Звукотворение. Роман-память. Том 1 - страница 14



– Чумной, круговой день выпал – затмение нашло! Золото глаза позастило, умишко последний выело. Правду Томка чуяла: быть беде!

– Гы-ы!.. А ты молвь, Стёпушко, на кой ляд она к Шагалову за мукой надысь бегала? Спятила, не иначе! Двоих, почитай, мужей да Кузьмы через неё не стало. «Быть беде», «быть беде»!! Вот и накликала, сама ж! А таперча за барина принялась? Гы-ы… Вот здорово будет, ежли и его кака лихоманка заберёт. Отольются наши слёзы! Я тогда первый за ведьмочку цельный стакан сивухи хлопну! А токмо как мы жить без барина станем-то, ась?

– Шоб тя розорвало, Евся! Не варначь! Про родну сеструху да такое! И как язык не отсохнет? Иль он у тя и впрямь без костей? Ну-к, высунь, покажь! Шо налыбился? Ты б лучше подсобил ей, не вишь, рази, как она с детёнками мается? Небось, дорогу к дому ейному взабыль забыл? Вчистую?! «Ась», «ась»…

Судачат, мол, яблоко от яблоньки недалече падает. Так оно, не так, да по Бакалину неприметно сие. При всей замкнутости, нелюдимости оставался совестливым и справедливым кущника сын. Потому и балаболке бесстыжему честь по чести ответствовал: нечай сродную забижать!

– Вот что…

Произнёс Трофим Бугров. Все головы тотчас к нему повернулись, но покуда он не проронил ни слова. Ждали мужики. Лишь Глазов Евсей на Бакалина – зырк, зырк, до ушей кончиков пунцовый, остыженный.

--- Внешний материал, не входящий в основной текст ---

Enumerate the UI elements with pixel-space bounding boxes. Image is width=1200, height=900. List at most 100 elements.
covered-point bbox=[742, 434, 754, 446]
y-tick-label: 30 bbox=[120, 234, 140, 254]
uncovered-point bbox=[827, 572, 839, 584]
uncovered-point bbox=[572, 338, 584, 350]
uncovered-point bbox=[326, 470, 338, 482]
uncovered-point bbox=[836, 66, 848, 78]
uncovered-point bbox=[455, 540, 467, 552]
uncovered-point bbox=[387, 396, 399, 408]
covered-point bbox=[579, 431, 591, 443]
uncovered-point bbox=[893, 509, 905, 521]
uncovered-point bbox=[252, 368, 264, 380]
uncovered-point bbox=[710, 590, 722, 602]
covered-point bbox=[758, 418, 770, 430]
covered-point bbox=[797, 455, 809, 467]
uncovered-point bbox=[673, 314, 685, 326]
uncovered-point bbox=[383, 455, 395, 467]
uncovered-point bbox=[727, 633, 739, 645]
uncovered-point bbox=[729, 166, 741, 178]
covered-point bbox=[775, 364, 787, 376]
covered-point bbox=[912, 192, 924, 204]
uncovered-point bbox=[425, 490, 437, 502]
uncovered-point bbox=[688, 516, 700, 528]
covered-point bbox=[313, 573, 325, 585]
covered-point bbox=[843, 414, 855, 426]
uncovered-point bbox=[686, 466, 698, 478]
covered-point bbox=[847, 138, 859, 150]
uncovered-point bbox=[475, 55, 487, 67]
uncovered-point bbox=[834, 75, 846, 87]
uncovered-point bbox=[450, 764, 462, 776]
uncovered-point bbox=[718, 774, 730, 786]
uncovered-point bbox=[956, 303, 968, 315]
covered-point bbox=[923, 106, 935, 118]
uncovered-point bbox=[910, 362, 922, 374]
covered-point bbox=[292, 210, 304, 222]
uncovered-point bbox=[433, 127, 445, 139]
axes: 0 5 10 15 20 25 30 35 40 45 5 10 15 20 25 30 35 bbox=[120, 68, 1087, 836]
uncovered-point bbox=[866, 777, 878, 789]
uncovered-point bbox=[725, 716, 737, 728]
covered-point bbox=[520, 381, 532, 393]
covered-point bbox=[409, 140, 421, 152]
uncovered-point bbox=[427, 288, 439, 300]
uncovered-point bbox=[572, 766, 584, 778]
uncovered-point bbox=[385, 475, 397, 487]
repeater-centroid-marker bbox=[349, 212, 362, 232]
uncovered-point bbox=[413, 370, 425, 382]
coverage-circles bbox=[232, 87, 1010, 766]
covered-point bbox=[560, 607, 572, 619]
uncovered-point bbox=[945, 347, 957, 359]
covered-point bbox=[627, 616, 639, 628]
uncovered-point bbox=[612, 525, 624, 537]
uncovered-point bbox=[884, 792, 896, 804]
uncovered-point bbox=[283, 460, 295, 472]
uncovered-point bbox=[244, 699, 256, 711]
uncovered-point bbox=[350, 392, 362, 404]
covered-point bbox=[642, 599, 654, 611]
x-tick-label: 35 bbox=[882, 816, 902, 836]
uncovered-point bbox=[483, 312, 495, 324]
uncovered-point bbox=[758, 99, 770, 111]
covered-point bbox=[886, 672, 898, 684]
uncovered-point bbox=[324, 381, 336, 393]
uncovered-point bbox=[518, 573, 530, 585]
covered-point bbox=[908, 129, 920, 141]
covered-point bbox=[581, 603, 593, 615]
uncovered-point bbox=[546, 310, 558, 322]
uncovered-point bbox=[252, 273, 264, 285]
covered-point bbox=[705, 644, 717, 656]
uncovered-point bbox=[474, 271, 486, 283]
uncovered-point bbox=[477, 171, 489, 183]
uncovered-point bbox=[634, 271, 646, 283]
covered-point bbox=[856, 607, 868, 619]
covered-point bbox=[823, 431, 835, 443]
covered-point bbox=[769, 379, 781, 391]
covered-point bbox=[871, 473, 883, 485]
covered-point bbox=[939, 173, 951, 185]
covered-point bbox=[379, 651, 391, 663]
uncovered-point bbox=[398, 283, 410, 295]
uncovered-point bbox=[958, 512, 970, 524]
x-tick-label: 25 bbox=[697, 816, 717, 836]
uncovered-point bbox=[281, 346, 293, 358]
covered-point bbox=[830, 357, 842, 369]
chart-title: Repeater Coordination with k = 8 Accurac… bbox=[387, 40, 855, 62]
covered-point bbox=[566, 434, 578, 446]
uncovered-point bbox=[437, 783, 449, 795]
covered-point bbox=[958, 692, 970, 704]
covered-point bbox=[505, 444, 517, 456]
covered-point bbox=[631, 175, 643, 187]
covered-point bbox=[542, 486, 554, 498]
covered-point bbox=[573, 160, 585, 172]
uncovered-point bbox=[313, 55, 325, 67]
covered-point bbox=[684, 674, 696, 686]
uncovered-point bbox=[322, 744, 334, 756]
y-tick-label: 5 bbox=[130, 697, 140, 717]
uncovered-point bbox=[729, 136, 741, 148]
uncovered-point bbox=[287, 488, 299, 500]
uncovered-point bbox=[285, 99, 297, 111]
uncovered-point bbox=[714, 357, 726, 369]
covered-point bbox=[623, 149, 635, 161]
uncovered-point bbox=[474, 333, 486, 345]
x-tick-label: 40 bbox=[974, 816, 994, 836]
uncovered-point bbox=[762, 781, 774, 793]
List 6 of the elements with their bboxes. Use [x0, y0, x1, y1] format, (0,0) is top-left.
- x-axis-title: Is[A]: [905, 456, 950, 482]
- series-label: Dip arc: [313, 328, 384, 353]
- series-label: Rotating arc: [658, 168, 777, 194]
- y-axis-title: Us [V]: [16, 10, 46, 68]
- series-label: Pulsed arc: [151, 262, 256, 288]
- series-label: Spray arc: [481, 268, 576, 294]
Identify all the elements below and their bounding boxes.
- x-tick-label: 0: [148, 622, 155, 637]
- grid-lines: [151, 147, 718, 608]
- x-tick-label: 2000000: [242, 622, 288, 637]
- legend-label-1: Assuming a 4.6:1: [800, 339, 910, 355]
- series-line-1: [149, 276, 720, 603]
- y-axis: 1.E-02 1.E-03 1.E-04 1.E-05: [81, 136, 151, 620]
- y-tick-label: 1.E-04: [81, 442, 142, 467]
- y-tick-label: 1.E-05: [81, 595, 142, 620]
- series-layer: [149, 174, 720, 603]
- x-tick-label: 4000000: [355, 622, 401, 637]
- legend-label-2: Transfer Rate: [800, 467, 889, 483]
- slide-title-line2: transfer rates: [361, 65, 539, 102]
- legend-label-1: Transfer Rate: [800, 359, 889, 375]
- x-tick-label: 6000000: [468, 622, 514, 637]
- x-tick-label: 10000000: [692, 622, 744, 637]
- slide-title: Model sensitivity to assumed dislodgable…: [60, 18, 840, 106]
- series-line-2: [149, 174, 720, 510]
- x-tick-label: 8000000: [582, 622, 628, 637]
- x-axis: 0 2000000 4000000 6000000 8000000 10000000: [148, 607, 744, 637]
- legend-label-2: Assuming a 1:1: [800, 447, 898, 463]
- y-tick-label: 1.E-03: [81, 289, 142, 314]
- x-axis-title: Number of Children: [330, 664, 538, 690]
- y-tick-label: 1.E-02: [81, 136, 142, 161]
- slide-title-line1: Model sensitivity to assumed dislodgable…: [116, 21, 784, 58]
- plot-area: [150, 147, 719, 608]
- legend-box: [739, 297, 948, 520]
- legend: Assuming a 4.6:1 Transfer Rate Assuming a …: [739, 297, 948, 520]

Правда, с небрежностью напускной стеблинку сорвал, принялся ею в изножье водить – малевать по грязюке неподсохшей: нехай другие умничают, а я, сопляк, мудрые реченьки послухаю, да на ус намотаю. У меня от своих забот голова ходуном… (Только не сопляк он, ува-ажь! Хоша по живому режь, а не могёт ослобонить сердце брательничье от зудящей вины за не сложившуюся долюшку Тамарину… не могет избавить душу свою, что с её, Тамариной душой, единородная, от чувства сего, выскоблив угрызения горькие!)

Но вновь глас подал Трофим Бугров.

– О Глазовой молчок. Одно верно: бобыль-баба.

Будто током прошибло Евсея. Вздрогнул ненароком, тихо, с поникшей долу головой аж дёрнулся незримо-неприметно – неприметно, пущай, дык ведь проняло! Сильней ткнул в землицу спасительный стебелёк. Было в словах сёга-да, в тоне самом что-то безысходное и потаённо-торжественное, его, Евсея, взбаламученной душе близко-сходное, отмыкающее братнюю сущность для истин-озарений сокровеннейших. Словно высветил кто в ней и в неё, мужицкую, грубовато-прямую, да с ехидцей-ёрничеством втиснул с нажимом боль огромную, боль незаёмную, ибо сродная есмь… Боль вложил, а также сестрину скорбь телесную… телесную! по жизни-не жизни вдовьей и вдовьей же нудьге-тоске!.. Вот что важно, ценно: накипевшее в человеке стороннем (каковым для Евсея и являлся Бугров), накипевшее и вызревшее понимание того, как беспросветно, без продыху, горкло, в тисках отчаянья и нужды лебёдушкой вдовою бьётся Тамара, как в колодец бездонный, будто в никуда, она горлит немотно, и при том несёт крест повседневный свой… так вот, понимание это сострадательное заронило в грудь Евсея полновесные, без плёвел, зёрна тёплой, обволакивающей, долгожданно-наконец облегчающей радости – высокий знак прощения… себе! самому. Он, Евсей, давно уразумел: чему быть, того не миновать. Уж коли задрал обойх мужей Тамариных хозяин-шатун, аль засосала топь болотинная, кочкарник подвёл (а что там в действительности случилось, одному Богу ведомо), то его, Евсея, вины здесь – ну, ни капелечки. Да, умом понимал. Но в том и беда, что и от ума сходят с ума! В закоулках самынных сердца «свово» поминутно чуял, не мог не чуять он шершавый ледок, пронизывающий холод омерзительной и окаянной прикаянности собственной к ударам подлым судьбы непредотвратимой, к ударам, которые сестра стоически выдержала, перетерпела, перед которыми не загнулась, бедолажная, и которые – вона, вишь, где собака зарыта! – он, братан, старшой, непременно должон был отвесть. (Особливо сейчас, когда дегтярный крест на заборе – на каком там заборе – на оградке покосившейся её! кто-то намалевал с намёком явным: муженьков обойх на тот свет спровадила, таперича за чужих мужиков принялась?!